07時35分A受審人は,2番目の刺し網の揚網を終え,そのころには,時に波高3メートルほどのうねりが押し寄せるようになり,揚収した合計約300キログラムの刺し網2張りを前部甲板に置いた状態では,船首から波の打ち込みを受けやすく,多量の海水が流入するおそれがあったが,依然として操業を中断することなく,さらに最後の刺し網を揚網するため,3番目の投網地点に向かった。
こうして,A受審人は,07時37分神集島港宮崎灯台から048度1,200メートルの地点において,針路を3番目の刺し網に向かう255度に定めて8.0ノットの速力で手動操舵で進行し,同時40分わずか前,目印のブイまで10メートルばかりに近づいたとき,北から押し寄せる大きなうねりを見て危険を感じ,船体をうねりに立てようと右舵をとったところ,北に向首したとき船首から大きなうねりの中に突入した。
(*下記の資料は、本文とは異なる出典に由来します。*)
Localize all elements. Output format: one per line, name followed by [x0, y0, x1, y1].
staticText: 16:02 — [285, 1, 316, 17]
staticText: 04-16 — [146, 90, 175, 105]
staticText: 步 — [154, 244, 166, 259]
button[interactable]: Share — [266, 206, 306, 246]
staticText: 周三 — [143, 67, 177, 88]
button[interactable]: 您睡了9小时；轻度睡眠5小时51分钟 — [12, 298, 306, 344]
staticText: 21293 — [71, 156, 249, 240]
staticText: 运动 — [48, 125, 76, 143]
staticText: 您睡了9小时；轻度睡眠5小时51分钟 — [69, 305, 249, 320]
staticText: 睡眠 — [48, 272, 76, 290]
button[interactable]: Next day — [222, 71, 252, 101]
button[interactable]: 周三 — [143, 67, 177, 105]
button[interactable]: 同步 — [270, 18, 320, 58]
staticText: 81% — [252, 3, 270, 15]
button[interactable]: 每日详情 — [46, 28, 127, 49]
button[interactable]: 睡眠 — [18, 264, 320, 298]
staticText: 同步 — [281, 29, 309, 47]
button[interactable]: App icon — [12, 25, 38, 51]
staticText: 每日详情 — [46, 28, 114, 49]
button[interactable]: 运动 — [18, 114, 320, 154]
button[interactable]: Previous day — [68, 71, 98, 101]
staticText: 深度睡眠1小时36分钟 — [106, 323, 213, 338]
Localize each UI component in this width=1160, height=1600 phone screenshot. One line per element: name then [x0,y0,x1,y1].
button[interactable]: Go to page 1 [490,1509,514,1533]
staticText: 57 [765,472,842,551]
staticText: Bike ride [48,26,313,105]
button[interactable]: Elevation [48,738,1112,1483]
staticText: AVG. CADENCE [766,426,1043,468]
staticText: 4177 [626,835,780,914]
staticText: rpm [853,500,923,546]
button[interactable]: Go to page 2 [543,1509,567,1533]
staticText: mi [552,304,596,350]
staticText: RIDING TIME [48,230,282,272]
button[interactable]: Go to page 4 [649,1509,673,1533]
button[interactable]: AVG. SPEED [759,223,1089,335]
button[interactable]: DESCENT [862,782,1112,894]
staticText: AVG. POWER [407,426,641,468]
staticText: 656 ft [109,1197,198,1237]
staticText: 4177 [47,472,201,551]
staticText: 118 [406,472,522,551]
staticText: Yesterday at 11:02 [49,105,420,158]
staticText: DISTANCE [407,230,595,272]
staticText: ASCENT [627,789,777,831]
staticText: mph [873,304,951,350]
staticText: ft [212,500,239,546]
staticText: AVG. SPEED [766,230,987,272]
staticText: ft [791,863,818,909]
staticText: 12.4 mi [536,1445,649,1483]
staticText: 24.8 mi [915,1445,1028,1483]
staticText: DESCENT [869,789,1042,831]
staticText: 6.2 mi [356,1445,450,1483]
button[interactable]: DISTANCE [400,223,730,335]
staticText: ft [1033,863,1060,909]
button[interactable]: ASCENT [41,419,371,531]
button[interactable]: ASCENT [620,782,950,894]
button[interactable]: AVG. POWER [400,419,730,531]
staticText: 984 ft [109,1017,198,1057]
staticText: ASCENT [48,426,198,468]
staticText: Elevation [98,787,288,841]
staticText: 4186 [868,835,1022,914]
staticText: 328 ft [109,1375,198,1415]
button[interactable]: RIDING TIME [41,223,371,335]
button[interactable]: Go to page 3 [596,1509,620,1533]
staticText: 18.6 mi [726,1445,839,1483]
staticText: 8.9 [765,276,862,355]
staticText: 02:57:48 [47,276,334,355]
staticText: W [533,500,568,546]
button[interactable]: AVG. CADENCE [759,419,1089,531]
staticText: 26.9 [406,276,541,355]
修生丸は,前部甲板に多量の海水が打ち込むとともに,うねりに伴って左舷側に傾斜したとき甲板上の漁網が海水と共に左舷に移動し,船体が大傾斜して復原力を喪失し,07時40分神集島港宮崎灯台から016度650メートルの地点において,左舷側に転覆した。
当時,天候は晴で風力2の東北東風が吹き,潮候は下げ潮の中央期で,北方から波高3メートルのうねりがあった。
転覆の結果,修生丸は,船底を上にした水船状態となり,海中に投げ出されたA受審人は同船につかまって漂流中,陸上で見ていた者の通報で来援した神集島漁港の僚船によって救助され,修生丸は同漁港に曳航されたが,機関室の機器等に濡損及び救助作業の際に僚船と接触して船体に損傷を生じ,のち,修理費の関係から譲渡処分された。
(原因)
本件転覆は,佐賀県神集島周辺海域において,3箇所に投網した刺し網を順に揚収するつもりで最初の網を揚網中,波とうねりが高まってきたことを認めた際,いつものように操業を中断して帰港し,揚収した網を1張り毎に陸揚げする措置がとられず,2張りの刺し網を前部甲板に積載したまま3番目の投網地点に向けて航行中,遭遇した大きなうねりによって多量の海水が甲板に打ち込み,船体が大傾斜して復原力を喪失したことによって発生したものである。
(受審人の所為)
A受審人は,佐賀県神集島周辺海域において,3箇所に投網した刺し網を順に揚収するつもりで最初の網を揚網中,波とうねりが高まってきたことを認めた場合,刺し網2張りを前部甲板に積載したまま航行すると,船首から波の打ち込みを受けて多量の海水が流入するおそれがあったから,いつものように操業を中断して帰港し,揚収した網を陸揚げするべき注意義務があった。しかしながら,同人は,時化で刺し網が傷むのを防ぐため,全ての網をできるだけ早く揚げてしまおうと思い,操業を中断して帰港し,揚収した網を陸揚げしなかった職務上の過失により,2張りの刺し網を前部甲板に積載し,さらに最後の刺し網の投網地点に向けて航行中,遭遇した大きなうねりによって多量の海水が打ち込み,船体が大傾斜して復原力を喪失し,修生丸が転覆する事態を招き,機関室の機器の濡損等を生じさせるに至った。
以上のA受審人の所為に対しては,海難審判法第4条第2項の規定により,同法第5条第1項第3号を適用して同人を戒告する。